Ericsson has joined forces with the likes of AstraZeneca and Saab to launch a joint venture set to build out AI infrastructure in Sweden.
Teased back in May, following Nvidia CEO Jensen Huang’s visit to southern Sweden, the joint venture aims to provide computing power for local, sovereign AI infrastructure.
Dubbed Sferical AI, the newly formed company will be based in Linköping, a city in southern Sweden that is a little over a two-hour drive from the capital, Stockholm.
The joint venture is owned by Ericsson, AstraZeneca, Saab, SEB bank, and Wallenberg Investments, with Nvidia hardware powering its AI workloads, including two DGX SuperPODs housing the Grace Blackwell GB300 systems – in what would make it one of the largest enterprise AI supercomputers in Sweden once operational.
Jenny Nordlöw, formerly head of operations for the Royal Swedish Academy of Engineering Sciences and an advisor to the Wallenberg family office, will lead the joint venture. The Wallenberg family’s investment arm is also backing Sferical.
“I look forward to, together with our partners, establishing the next generation of AI infrastructure in Sweden and strengthening the competitiveness of Swedish industry,” Nordlöw said.
Alongside Nordlöw, Anders Ynnerman will serve as its executive chairman. He is a professor of scientific visualization in Linköping University’s Department of Science and Technology. Ynnerman also co-founded Sparsit, a startup developing models capable of collecting and analyzing data from sensors, which can be applied to things like computer graphics, video capture, and LiDAR.
Marcus Wallenberg, chairman of Wallenberg Investments, said: “Through this initiative, we create the opportunity for some of Sweden’s leading companies to position themselves at the forefront of the rapid structural transformation of the business landscape brought about by the development and use of AI.”
Erik Ekudden, Ericsson’s CTO, said the telecom giant will work with Sferical AI partners to “develop, deliver, and operate advanced and complex AI to drive Swedish competitiveness – at both individual partner enterprise and national economy levels.”
Sferical AI marks the latest in a growing number of sovereign AI infrastructure projects emerging in Europe amid an increasing demand to build out local offerings to reduce reliance on U.S. hyperscalers.
Efforts like Colosseum in Denmark and Scaleway’s AION consortium are underpinned by a continental-wide push to grow Europe’s AI computing infrastructure.
EU-led projects, such as the AI Continent Action Plan, will invest some €2 billion ($2.3bn) in building specialised AI data centres, or, in Nvidia’s parlance, “AI factories.” There are also plans for some nine new AI supercomputers with a view to tripling the current AI computing capacity of the EuroHPC initiative.

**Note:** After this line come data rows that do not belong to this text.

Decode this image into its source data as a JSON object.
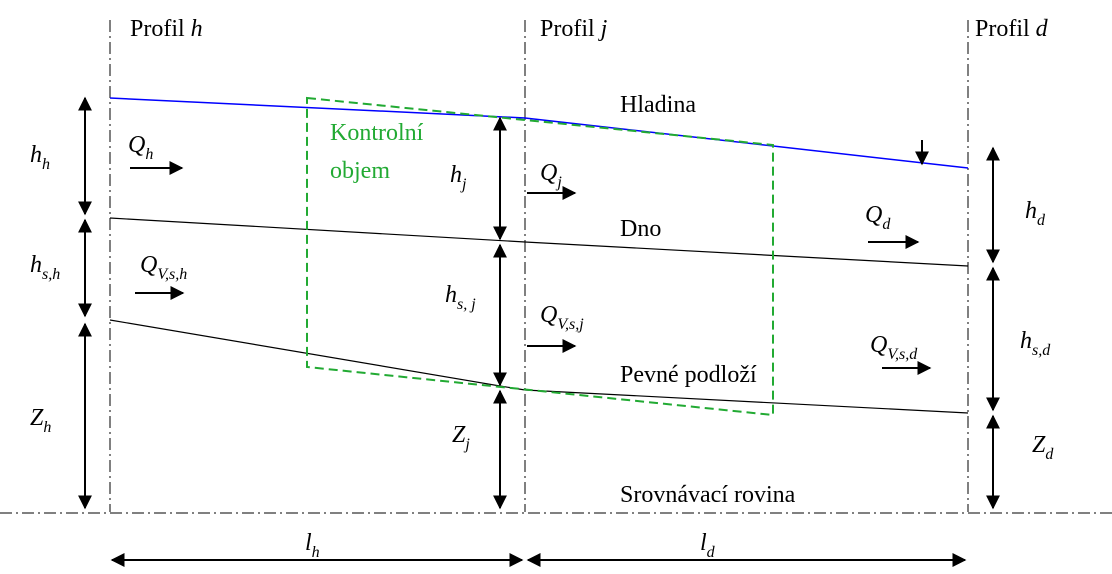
{
  "profiles": [
    {
      "prefix": "Profil",
      "name": "h"
    },
    {
      "prefix": "Profil",
      "name": "j"
    },
    {
      "prefix": "Profil",
      "name": "d"
    }
  ],
  "regions": {
    "control_volume": [
      "Kontrolní",
      "objem"
    ],
    "surface": "Hladina",
    "bed": "Dno",
    "bedrock": "Pevné podloží",
    "datum": "Srovnávací rovina"
  },
  "depths": [
    {
      "symbol": "h",
      "sub": "h"
    },
    {
      "symbol": "h",
      "sub": "s,h"
    },
    {
      "symbol": "Z",
      "sub": "h"
    },
    {
      "symbol": "h",
      "sub": "j"
    },
    {
      "symbol": "h",
      "sub": "s, j"
    },
    {
      "symbol": "Z",
      "sub": "j"
    },
    {
      "symbol": "h",
      "sub": "d"
    },
    {
      "symbol": "h",
      "sub": "s,d"
    },
    {
      "symbol": "Z",
      "sub": "d"
    }
  ],
  "flows": [
    {
      "symbol": "Q",
      "sub": "h"
    },
    {
      "symbol": "Q",
      "sub": "V,s,h"
    },
    {
      "symbol": "Q",
      "sub": "j"
    },
    {
      "symbol": "Q",
      "sub": "V,s,j"
    },
    {
      "symbol": "Q",
      "sub": "d"
    },
    {
      "symbol": "Q",
      "sub": "V,s,d"
    }
  ],
  "lengths": [
    {
      "symbol": "l",
      "sub": "h"
    },
    {
      "symbol": "l",
      "sub": "d"
    }
  ]
}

Ericsson’s involvement would see the telecom giant not only boost the AI computing capacity of its native home but also employ its data science and networking expertise to “enable new business models and use cases” for its end users.
Sferical AI is the second joint venture Ericsson has joined in the past year, with the firm a leading founder of the API platform Aduna. The Swedish firm holds half of Aduna’s equity, while the other half is split across a combination of carriers, including Bharti Airtel, Deutsche Telekom, and Orange, among others.